Sie war es, die ans aufrührerische Hallesche Ufer wollte, und nach einigem Hin und Her war auch Peter Stein dafür. Er schrieb brieflich: „Wir wollen gute Kommunisten sein.“ Doch Winklers Herzensregisseur wurde nicht Stein, das kam vielmehr dem introvertiert versponnenen Klaus Michael Grüber zu. „Bei ihm fühlte ich mich sofort aufgehoben und musste gar nicht spielen. Ich konnte endlos lange Pausen machen, ohne dass er mich gestört hat. In den Aufführungen ist eine Ruhe, in der alles möglich ist; alles kann neu aufgebrochen werden, weil vorher nichts behauptet worden ist. Er hat uns die Schutzhüllen, unsere Verlogenheiten und Schwindeleien, die wir uns mit der Zeit so aneignen, weggenommen … ‚Sei einfach und stolz‘ hat er mir auf einen kleinen Zettel geschrieben. Den steckte ich mir bei jeder Aufführung in meinen Schuh.“

Viel später erst kam sie zu Peter Zadek, der neben Grüber ihr wichtigster Regisseur wurde. 1999 zu den Wiener Festwochen besetzte er sie als Hamlet: schlank und rank, schwarzes, schulterlanges Haar, tiefrot samtener Hosenanzug mit Stiefelchen und Dolch am schmalen Gürtel. Es wurde ein Riesenerfolg, freilich geboren unter großen Ängsten und schweren Selbstzweifeln, Ausbrüchen, Fluchten, wovon wir im Publikum natürlich nichts ahnten. Jetzt schrieb sie darüber in ihrem kleinen, unprätentiös wahrhaftigen Buch.
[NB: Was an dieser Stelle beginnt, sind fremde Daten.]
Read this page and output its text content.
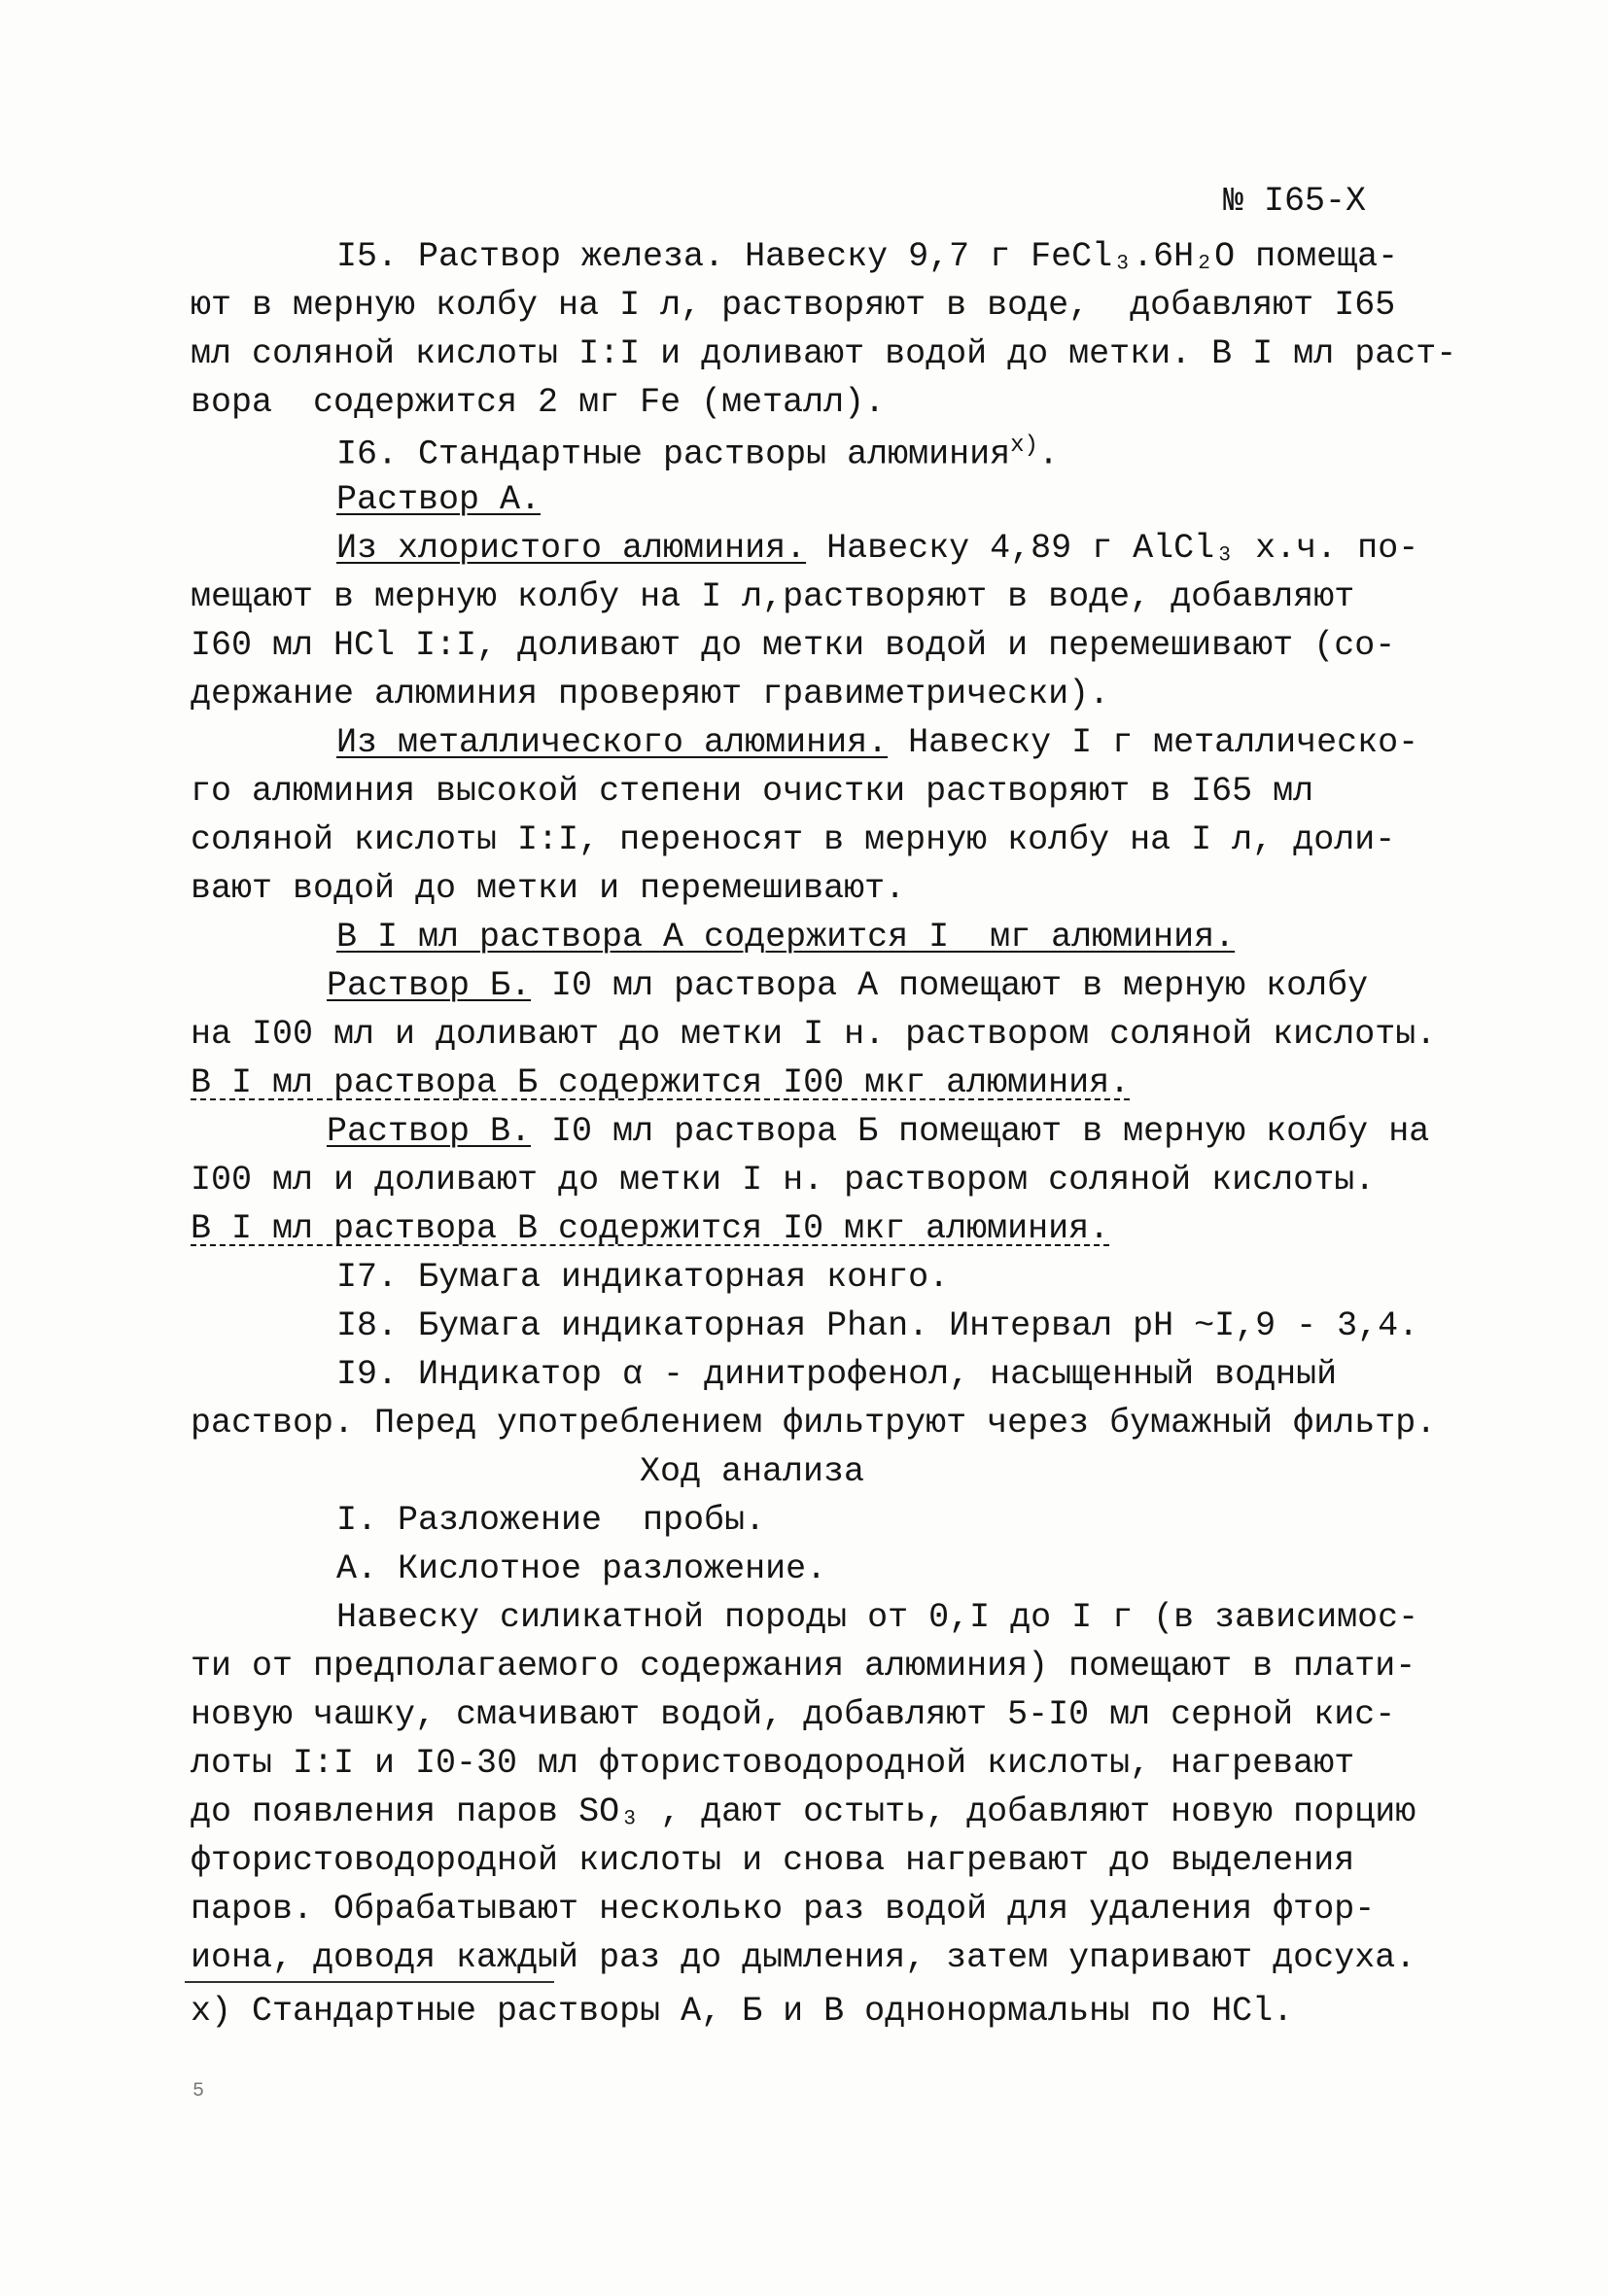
№ I65-X
I5. Раствор железа. Навеску 9,7 г FeCl₃.6H₂O помеща-
ют в мерную колбу на I л, растворяют в воде,  добавляют I65
мл соляной кислоты I:I и доливают водой до метки. В I мл раст-
вора  содержится 2 мг Fe (металл).
I6. Стандартные растворы алюминия$^{x)}$.
Раствор А.
Из хлористого алюминия. Навеску 4,89 г AlCl₃ х.ч. по-
мещают в мерную колбу на I л,растворяют в воде, добавляют
I60 мл HCl I:I, доливают до метки водой и перемешивают (со-
держание алюминия проверяют гравиметрически).
Из металлического алюминия. Навеску I г металлическо-
го алюминия высокой степени очистки растворяют в I65 мл
соляной кислоты I:I, переносят в мерную колбу на I л, доли-
вают водой до метки и перемешивают.
В I мл раствора А содержится I  мг алюминия.
Раствор Б. I0 мл раствора А помещают в мерную колбу
на I00 мл и доливают до метки I н. раствором соляной кислоты.
В I мл раствора Б содержится I00 мкг алюминия.
Раствор В. I0 мл раствора Б помещают в мерную колбу на
I00 мл и доливают до метки I н. раствором соляной кислоты.
В I мл раствора В содержится I0 мкг алюминия.
I7. Бумага индикаторная конго.
I8. Бумага индикаторная Phan. Интервал pH ~I,9 - 3,4.
I9. Индикатор α - динитрофенол, насыщенный водный
раствор. Перед употреблением фильтруют через бумажный фильтр.
Ход анализа
I. Разложение  пробы.
А. Кислотное разложение.
Навеску силикатной породы от 0,I до I г (в зависимос-
ти от предполагаемого содержания алюминия) помещают в плати-
новую чашку, смачивают водой, добавляют 5-I0 мл серной кис-
лоты I:I и I0-30 мл фтористоводородной кислоты, нагревают
до появления паров SO₃ , дают остыть, добавляют новую порцию
фтористоводородной кислоты и снова нагревают до выделения
паров. Обрабатывают несколько раз водой для удаления фтор-
иона, доводя каждый раз до дымления, затем упаривают досуха.
x) Стандартные растворы А, Б и В однонормальны по HCl.
5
Der Erfolg ist der großen, mit Auszeichnungen überhäuften Schauspielerin nie in den Schoß gefallen. Sie hat ihn sich immer hart erarbeitet; schon aus Respekt vor der Kunst, den Leuten, vor sich selbst. „Die Entscheidung, Theater zu spielen, fällt mir nie leicht. Ich nehme es so ernst wie mein Leben.“ Das mag einer der Gründe sein, weshalb sich Angela Winkler nie fest an ein Theater band, so sehr sie dort auch umworben (und gefeiert) wurde. „Ich will nicht fest in einem Ensemble sein, aber ich brauche Partner. Ich muss jemandem zuhören können. Wenn ich jemandem zuhören kann, kann ich auch mit ihm spielen. Wenn ich seine Art zu denken und zu sprechen nicht verstehe, fällt es mir schwer, und ich will es auch nicht. Die Kunst von Zadek und Grüber bestand auch darin, ein Ensemble zu bilden, Schauspieler zu suchen, die miteinander spielen konnten und ich mit ihnen.“

Die Winkler muss beides haben: die Arbeit mit der Kunst und die mit dem Leben. Mit der Familie, dem Bildhauer Wigand Wittig und den vier Kindern. „Alle sieben Jahre sind wir umgezogen, haben zusammen alte, verfallene Häuser aufgebaut, und kaum waren sie fertig, sind wir weitergezogen.“ Das Bodenständige, das Häuslich-Praktische, das Bauen und Gärtnern „ohne Arbeitshandschuhe“ als den Kopf, das Herz und die Seele frei machender Kontrast zum Geistigen. Und dann mit Auto oder Flugzeug von der Scholle direkt ins Schauspielhaus der großen Stadt, wie auch immer die heißt. – „Ich brauche den frischen Wind, um im Theater zu arbeiten. Bin kein Stadtmensch und komme bloß nach Berlin, wenn ich hier arbeite. Seit ich Kinder habe, haben wir auf dem Land gelebt …“ – in Ligurien, in der Auvergne, Bretagne oder auf Krautsand, einer Insel in der Elbe.

Angela Winkler mit Brigitte Landes: Mein blaues Zimmer. Autobiographische Skizzen, Kiepenheuer & Witsch, Köln 2019, 228 Seiten, 22,00 Euro.